A large amount of research has studied various dimensions of the need for cognitive closure. In previous theory and research need for closure was defined in terms of a desire for ‘an answer on a given topic, any answer, . . . compared to confusion and ambiguity (Kruglanski, 1990, p. 337). This desire may instill a tendency to seize quickly on an available belief, attitude, or decision followed by a subsequent ‘freezing’ on this obtained structure (Kruglanski & Webster,1996). Considerable theory has emerged to explain how and why consumers with a high need for closure encourages activities aimed at achieving closure and biases individual choices, preferences in the direction of closure-bound pursuits. Multiple streams of writing have produced insights into a consumer need for closure and concluded that a consumer with a high need for closure are less sensitive to alternative hypotheses (Kruglanski & Mayseless, 1988), avoid the information that is inconsistent with their set beliefs (Shavitt, 1989a, 1989b), is likely to make up the decision based on a few pieces of existing information (Houghton & Grewal, 2000), consider less evidence and focus selectively on belief-consistent information and neglect belief-inconsistent information (Kardes et al., 2004), are willing to pay more for products (Cronley et al., 2005), and are more resistant to change (Kruglanski et al., 2006). Current theory, however, has little to say about the shifting nature of the consumers need for cognitive closure impacted by pandemic. This world of a pandemic is new and there is no prior information, evidence, consistent beliefs, experiences or attitudes formed, so a consumer today is involved in information search and is considering the various alternatives for bringing things to closure. The changes in consumers desire for need for cognitive closure and situations under which consumers' need for cognitive closure is increased due to the influence of pandemic, remains unexplained by theory.

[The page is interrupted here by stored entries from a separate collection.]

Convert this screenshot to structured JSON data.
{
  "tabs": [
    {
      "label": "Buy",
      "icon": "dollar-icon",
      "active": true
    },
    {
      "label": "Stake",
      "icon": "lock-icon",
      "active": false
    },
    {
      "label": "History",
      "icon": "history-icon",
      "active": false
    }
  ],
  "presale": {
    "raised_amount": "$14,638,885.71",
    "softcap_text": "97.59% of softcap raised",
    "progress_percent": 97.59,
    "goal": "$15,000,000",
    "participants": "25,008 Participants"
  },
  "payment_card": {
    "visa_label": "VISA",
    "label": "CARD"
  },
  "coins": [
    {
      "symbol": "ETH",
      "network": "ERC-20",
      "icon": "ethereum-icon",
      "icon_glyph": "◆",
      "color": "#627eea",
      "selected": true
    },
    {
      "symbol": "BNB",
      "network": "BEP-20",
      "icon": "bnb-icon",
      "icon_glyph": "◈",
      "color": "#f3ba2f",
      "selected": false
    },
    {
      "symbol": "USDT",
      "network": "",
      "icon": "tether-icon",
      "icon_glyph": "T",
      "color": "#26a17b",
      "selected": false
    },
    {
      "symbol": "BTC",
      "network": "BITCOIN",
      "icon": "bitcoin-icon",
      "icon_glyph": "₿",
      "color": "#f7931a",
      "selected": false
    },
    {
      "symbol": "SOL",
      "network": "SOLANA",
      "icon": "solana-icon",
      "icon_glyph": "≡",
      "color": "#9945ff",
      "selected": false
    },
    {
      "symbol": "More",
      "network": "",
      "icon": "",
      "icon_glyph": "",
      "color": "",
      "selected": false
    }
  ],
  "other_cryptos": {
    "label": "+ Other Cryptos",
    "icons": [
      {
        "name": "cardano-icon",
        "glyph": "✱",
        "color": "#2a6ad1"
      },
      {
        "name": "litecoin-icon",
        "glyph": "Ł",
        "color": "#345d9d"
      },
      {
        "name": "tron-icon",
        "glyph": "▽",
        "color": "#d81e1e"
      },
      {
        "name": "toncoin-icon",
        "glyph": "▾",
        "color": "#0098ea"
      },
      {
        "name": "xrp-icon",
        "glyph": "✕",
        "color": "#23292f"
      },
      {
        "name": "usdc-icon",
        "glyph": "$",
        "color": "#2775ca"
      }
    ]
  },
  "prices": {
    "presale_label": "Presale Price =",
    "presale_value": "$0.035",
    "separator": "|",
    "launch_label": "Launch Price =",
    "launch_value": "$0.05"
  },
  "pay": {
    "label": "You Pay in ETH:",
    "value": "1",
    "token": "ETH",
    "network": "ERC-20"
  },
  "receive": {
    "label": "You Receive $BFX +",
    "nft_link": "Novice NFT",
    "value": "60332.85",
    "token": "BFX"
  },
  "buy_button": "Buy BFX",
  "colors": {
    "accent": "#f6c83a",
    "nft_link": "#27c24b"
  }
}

This research identifies possible conditions and situations under which consumers' need for cognitive closure is increased. The first situation is the COVID-19 pandemic. The pandemic has been a global health threat since December 2019. This respiratory disease has impacted every country across the globe. COVID-19 has impacted consumer’s in numerous ways. A consumer today is tired of the restrictions and listening about the new variants, and thus needs closure to it. Hence, it becomes an important area of research for analyzing its relation with the need for cognitive closure. Secondly, research has extensively investigated that dissonance arises in such situations where a consumer is in a psychological discomfort state and when they are confronted with inconsistent cognitions (Festinger, 1957). Dissonance arises when a consumer experiences logical inconsistency, violation of an expectation, inconsistency with experience from the past, a new unexpected situation that subsequently results in confusion, psychological tension, and mental discomfort. In essence, consumers across the globe lives in this situation today caused due to pandemic. This leads us to the second construct of the study -cognitive dissonance. Thirdly, it is also well documented in the marketing literature that 'consumer behaviour involves risk in the sense that any action of a consumer will produce consequences which he cannot anticipate with anything approximating certainty, and some of which at least are likely to be unpleasant (Bauer, 1960, p. 389). This pandemic has made consumers live in this situation of risk and uncertainty. This leads us to the next construct of the study -perceived risk. Lastly, some groups are more vulnerable than others to the psychological effects of a pandemic. These individual personality differences are also dependent on gender, age, education, and income level. The study aims at understanding the influence of various socio-demographic variables on the need for cognitive closure.

The objectives of this research study are to:

  • 1.

    To study the impact of a pandemic, perceived risk, and cognitive dissonance on the need for cognitive closure.

  • 2.

    Construct and purify a smaller version of the scale for all the constructs used in the study.

  • 3.

    To study the effect of various sociodemographic variables on the need for cognitive closure.